Managing and Treating Urinary Incontinence

Author(s): 
Barbara Chamberlain, MSN, RN, APRN, BC, CCRN

A n excellent resource for students in medical and nursing schools, as well as practicing healthcare providers (HCPs) in acute and long-term care, Managing and Treating Urinary Incontinence addresses a variety of topics related to urinary incontinence (UI). Among these topics are the types and causes of incontinence, how bowel function affects UI, available protective products, behavioral treatments, and surgical and pharmacological interventions used to treat UI.

The author introduces the subject with a comprehensive overview of incontinence, emphasizing that most HCPs do not realize UI and overactive bladder (OAB) affect 17 million people and cost $28 billion per year to treat. Because little is taught about UI in social work programs or medical and nursing schools, few HCPs understand that incontinence is the major reason for nursing home admissions or, because UI is not a socially acceptable subject for discussion, few people seek treatment.

Aspects of bladder function, including the anatomy and physiology of nervous innervation of the bladder and pelvic floor muscle anatomy, as well as the impact of these systems on UI, are presented. Although the focus is on the elderly patient, the book acknowledges that young and middle-aged adults frequently have problems with UI. However, changes in nervous and muscular systems predispose the elderly to UI.

The classifications of UI are explained in great detail. Transient or acute UI occurs during an illness (infection, dehydration, delirium, or impaction) and, once treated, usually disappears. Persistent, or chronic, UI occurs because of long-term abnormalities in the lower urinary tract. Among the latter types are stress, urge, mixed, overflow, and functional incontinence. Major factors that identify individuals at risk are discussed.

Bowel function and its relationship to UI is rarely discussed and often poorly understood by lay individuals and HCPs. Bowel problems are presented in detail with illustrations describing various stool type.

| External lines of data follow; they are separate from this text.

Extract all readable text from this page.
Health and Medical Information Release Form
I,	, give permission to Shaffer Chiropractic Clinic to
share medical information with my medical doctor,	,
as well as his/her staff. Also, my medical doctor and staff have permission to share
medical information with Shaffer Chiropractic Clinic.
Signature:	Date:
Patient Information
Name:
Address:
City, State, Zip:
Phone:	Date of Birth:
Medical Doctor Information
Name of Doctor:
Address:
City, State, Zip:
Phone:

Treating UI begins with a good assessment. The author provides an extensive overview of the clinical, functional, neurological, urological, and environmental determinations needed to diagnose and treat UI. Instructions on maintaining a bladder record to monitor periods of incontinence and to track the frequency, timing, and number of incontinent periods are provided.

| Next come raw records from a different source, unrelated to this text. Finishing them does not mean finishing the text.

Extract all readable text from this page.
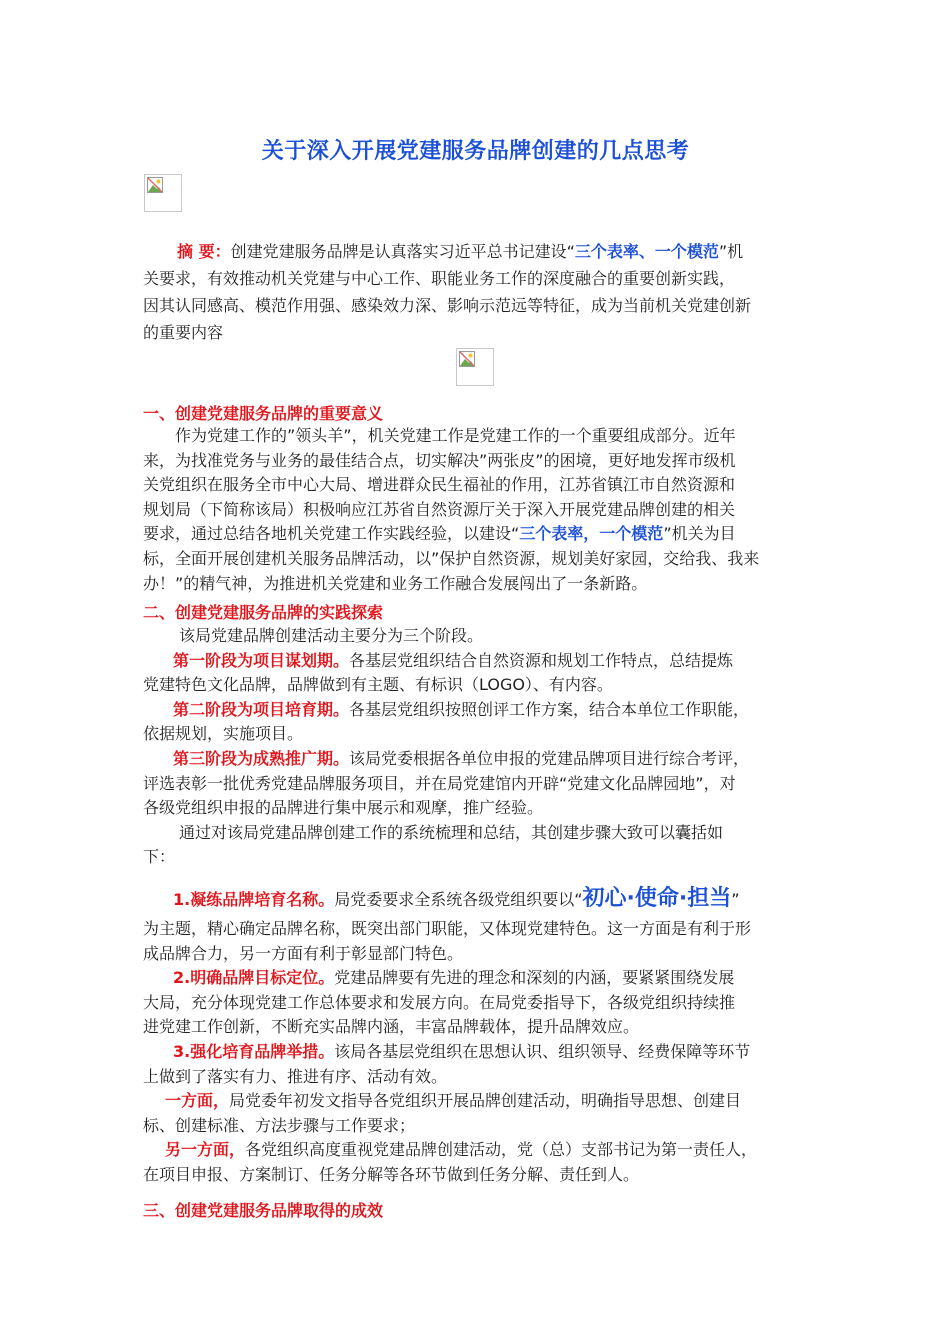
关于深入开展党建服务品牌创建的几点思考
摘 要：创建党建服务品牌是认真落实习近平总书记建设“三个表率、一个模范”机
关要求，有效推动机关党建与中心工作、职能业务工作的深度融合的重要创新实践，
因其认同感高、模范作用强、感染效力深、影响示范远等特征，成为当前机关党建创新
的重要内容
一、创建党建服务品牌的重要意义
作为党建工作的”领头羊”，机关党建工作是党建工作的一个重要组成部分。近年
来，为找准党务与业务的最佳结合点，切实解决”两张皮”的困境，更好地发挥市级机
关党组织在服务全市中心大局、增进群众民生福祉的作用，江苏省镇江市自然资源和
规划局（下简称该局）积极响应江苏省自然资源厅关于深入开展党建品牌创建的相关
要求，通过总结各地机关党建工作实践经验，以建设“三个表率，一个模范”机关为目
标，全面开展创建机关服务品牌活动，以”保护自然资源，规划美好家园，交给我、我来
办！”的精气神，为推进机关党建和业务工作融合发展闯出了一条新路。
二、创建党建服务品牌的实践探索
该局党建品牌创建活动主要分为三个阶段。
第一阶段为项目谋划期。各基层党组织结合自然资源和规划工作特点，总结提炼
党建特色文化品牌，品牌做到有主题、有标识（LOGO）、有内容。
第二阶段为项目培育期。各基层党组织按照创评工作方案，结合本单位工作职能，
依据规划，实施项目。
第三阶段为成熟推广期。该局党委根据各单位申报的党建品牌项目进行综合考评，
评选表彰一批优秀党建品牌服务项目，并在局党建馆内开辟“党建文化品牌园地”，对
各级党组织申报的品牌进行集中展示和观摩，推广经验。
通过对该局党建品牌创建工作的系统梳理和总结，其创建步骤大致可以囊括如
下：
1.凝练品牌培育名称。局党委要求全系统各级党组织要以“初心·使命·担当”
为主题，精心确定品牌名称，既突出部门职能，又体现党建特色。这一方面是有利于形
成品牌合力，另一方面有利于彰显部门特色。
2.明确品牌目标定位。党建品牌要有先进的理念和深刻的内涵，要紧紧围绕发展
大局，充分体现党建工作总体要求和发展方向。在局党委指导下，各级党组织持续推
进党建工作创新，不断充实品牌内涵，丰富品牌载体，提升品牌效应。
3.强化培育品牌举措。该局各基层党组织在思想认识、组织领导、经费保障等环节
上做到了落实有力、推进有序、活动有效。
一方面，局党委年初发文指导各党组织开展品牌创建活动，明确指导思想、创建目
标、创建标准、方法步骤与工作要求；
另一方面，各党组织高度重视党建品牌创建活动，党（总）支部书记为第一责任人，
在项目申报、方案制订、任务分解等各环节做到任务分解、责任到人。
三、创建党建服务品牌取得的成效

Toileting and retraining programs are emphasized and begin with advice on determining the person's cognitive ability to participate. Programs involve scheduled voiding (toileting on a fixed schedule), prompted voiding (increasing the individual's awareness of the need to void), bladder retraining (voiding by the clock rather than by the urge and gradually increasing the intervals between voiding to decrease obsessive toileting), and pelvic muscle rehabilitation.

Biofeedback techniques help assess pelvic muscle strength. The patient practices pelvic muscle exercises (Kegel's exercises) taught by the HCP and uses biofeedback to increase tone (an outcome indicator). Increased bladder tone helps retain urine and prevent "accidents."

Skin care is important with incontinence; a wet environment can predispose an individual to skin breakdown. The author provides an extensive description of the variety of devices and methods available to increase continence, collect urine, and promote dryness.

Although surgical intervention is an option, most people prefer to take a pill to cure a problem. The chapter on pharmacological therapy offers a comprehensive description of the various pharmacological agents used to treat urge incontinence (anticholinergics, antidepressants, and tertiary amines) and stress incontinence (alpha-adrenergic agents and hormones). Lists of drugs, actions, dosages, and side effects are included.